In Chicago, walking in my daily life functions primarily as a mediator of transportation; it is seldom I walk without a destination in mind. Walking in this sense constitutes a majority of my regular physical activity, as I walk thirty to forty minutes daily between home and school or work. In Barcelona, walking enables daily access to local resources such as markets, parks, and jobs in the neighborhood. Access in Chicago to me refers more to the availability of transit by bus or train; it is quite common to commute a considerable distance to get to work or school. The difference in proximity alone between the two cities means you can walk for ten minutes and observe a gradient in demographics of people and environment, but walking the same amount of time in Chicago, there is little to no observed shift because it’s likely you haven’t left the area you were walking in. I never thought to challenge the notion of walking solely being functional, but over these past few days’ excursions, I found myself walking with a different frame of mind.
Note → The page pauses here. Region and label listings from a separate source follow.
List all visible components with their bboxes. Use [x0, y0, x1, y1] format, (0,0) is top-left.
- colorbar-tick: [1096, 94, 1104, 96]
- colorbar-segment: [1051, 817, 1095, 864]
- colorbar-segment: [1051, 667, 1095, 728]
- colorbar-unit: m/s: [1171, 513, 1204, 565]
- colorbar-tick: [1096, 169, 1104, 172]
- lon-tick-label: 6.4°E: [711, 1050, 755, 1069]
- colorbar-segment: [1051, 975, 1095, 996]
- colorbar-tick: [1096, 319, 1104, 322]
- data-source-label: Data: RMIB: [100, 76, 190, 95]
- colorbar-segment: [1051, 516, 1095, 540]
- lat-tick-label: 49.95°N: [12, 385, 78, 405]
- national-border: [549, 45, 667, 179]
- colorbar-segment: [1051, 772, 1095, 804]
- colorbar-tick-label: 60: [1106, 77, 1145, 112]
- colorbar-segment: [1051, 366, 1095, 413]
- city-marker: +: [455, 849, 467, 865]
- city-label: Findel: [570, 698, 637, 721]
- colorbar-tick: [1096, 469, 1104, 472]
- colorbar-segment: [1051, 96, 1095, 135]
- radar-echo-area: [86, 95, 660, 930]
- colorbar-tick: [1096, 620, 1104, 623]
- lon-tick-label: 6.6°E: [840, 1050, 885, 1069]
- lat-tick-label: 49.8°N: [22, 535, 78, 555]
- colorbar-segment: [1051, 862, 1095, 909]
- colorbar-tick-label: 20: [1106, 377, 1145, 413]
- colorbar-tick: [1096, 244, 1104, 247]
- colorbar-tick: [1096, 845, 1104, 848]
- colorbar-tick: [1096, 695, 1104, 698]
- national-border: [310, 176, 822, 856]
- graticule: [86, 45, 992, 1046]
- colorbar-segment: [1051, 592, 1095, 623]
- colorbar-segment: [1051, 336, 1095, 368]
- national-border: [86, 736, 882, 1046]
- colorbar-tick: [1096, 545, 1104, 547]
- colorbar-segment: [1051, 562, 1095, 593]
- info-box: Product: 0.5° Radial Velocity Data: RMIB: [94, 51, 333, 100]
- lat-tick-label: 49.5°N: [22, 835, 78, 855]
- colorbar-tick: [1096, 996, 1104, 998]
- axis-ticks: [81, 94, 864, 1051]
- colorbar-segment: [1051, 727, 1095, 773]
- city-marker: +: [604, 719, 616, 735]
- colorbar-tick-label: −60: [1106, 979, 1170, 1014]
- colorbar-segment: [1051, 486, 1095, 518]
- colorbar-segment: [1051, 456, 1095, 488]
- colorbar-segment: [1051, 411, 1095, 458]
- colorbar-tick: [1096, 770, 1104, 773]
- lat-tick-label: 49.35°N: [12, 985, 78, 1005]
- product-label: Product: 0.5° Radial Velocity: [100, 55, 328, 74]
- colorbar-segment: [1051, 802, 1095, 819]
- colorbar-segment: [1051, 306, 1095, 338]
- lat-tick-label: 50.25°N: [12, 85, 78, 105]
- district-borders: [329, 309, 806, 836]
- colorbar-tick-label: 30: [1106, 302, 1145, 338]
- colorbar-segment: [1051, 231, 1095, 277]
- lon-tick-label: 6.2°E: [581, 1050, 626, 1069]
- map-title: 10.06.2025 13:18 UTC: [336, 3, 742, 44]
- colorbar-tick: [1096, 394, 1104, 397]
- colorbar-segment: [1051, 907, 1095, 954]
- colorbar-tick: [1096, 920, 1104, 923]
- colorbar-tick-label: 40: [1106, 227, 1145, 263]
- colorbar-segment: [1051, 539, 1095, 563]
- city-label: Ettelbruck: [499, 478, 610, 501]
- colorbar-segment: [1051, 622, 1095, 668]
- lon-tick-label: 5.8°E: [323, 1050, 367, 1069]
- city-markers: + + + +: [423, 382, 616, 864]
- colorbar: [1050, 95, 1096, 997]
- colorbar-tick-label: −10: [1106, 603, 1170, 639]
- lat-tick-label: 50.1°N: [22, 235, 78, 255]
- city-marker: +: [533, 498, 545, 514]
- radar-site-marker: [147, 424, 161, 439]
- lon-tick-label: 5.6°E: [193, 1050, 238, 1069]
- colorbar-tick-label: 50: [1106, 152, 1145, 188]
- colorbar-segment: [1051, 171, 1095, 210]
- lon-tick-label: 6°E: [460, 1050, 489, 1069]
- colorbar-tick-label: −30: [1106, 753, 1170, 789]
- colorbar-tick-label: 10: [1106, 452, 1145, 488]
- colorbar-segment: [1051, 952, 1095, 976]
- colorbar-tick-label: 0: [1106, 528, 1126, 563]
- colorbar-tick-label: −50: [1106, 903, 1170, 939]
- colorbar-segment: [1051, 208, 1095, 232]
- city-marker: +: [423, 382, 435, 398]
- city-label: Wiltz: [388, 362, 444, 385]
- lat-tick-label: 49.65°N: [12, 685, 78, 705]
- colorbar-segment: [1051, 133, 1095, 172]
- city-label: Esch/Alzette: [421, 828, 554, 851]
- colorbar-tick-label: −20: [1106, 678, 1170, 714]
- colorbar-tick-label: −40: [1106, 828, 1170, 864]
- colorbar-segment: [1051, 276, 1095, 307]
This week we experienced different types of “derive”, which is a French term for “drifting” in which emotional connections between the social environment and the person are observed. What I found was that working with a large assigned group on Monday on a “structured derive”, having specific destinations to meet within a timeline made the trek quite stressful: I felt more pressure to meet a deadline, and less in-tune with my surroundings and less explorative. On Wednesday, we were randomly assigned a partner and given a proximity to work within as well as a set timeline. The difference was that the destinations along our route were completely up to us to determine, which granted us more more freedom in our decisions. When we got to the Barri Gotic area, we got lost pretty quickly due to unlabeled street signs. At that point, we had a general idea of where we were, so Stacy and I decided to go with one direction until we saw signs prompting us to take another direction. In doing so, we saw local shops, restaurants, and more of local life than we did on Monday, which made the experience for me more personal, as if we were seeing another face of Barcelona. Being someone who likes to work towards set goals, I was pleasantly surprised with how comfortable I was with getting lost and falling off the beaten path. I felt I let go of some control I try to have over my life, and just gave myself over to the process.

I find this notion of freedom applicable to most areas of my life, but particularly as I navigate what I am want to completely pour myself into. and mapping out steps to get there. After taking these derives, I feel that I know myself better – I feel more comfortable with myself, more confident, and all the more willing to let go and trust that everything will work out as it is meant to in all walks of my life.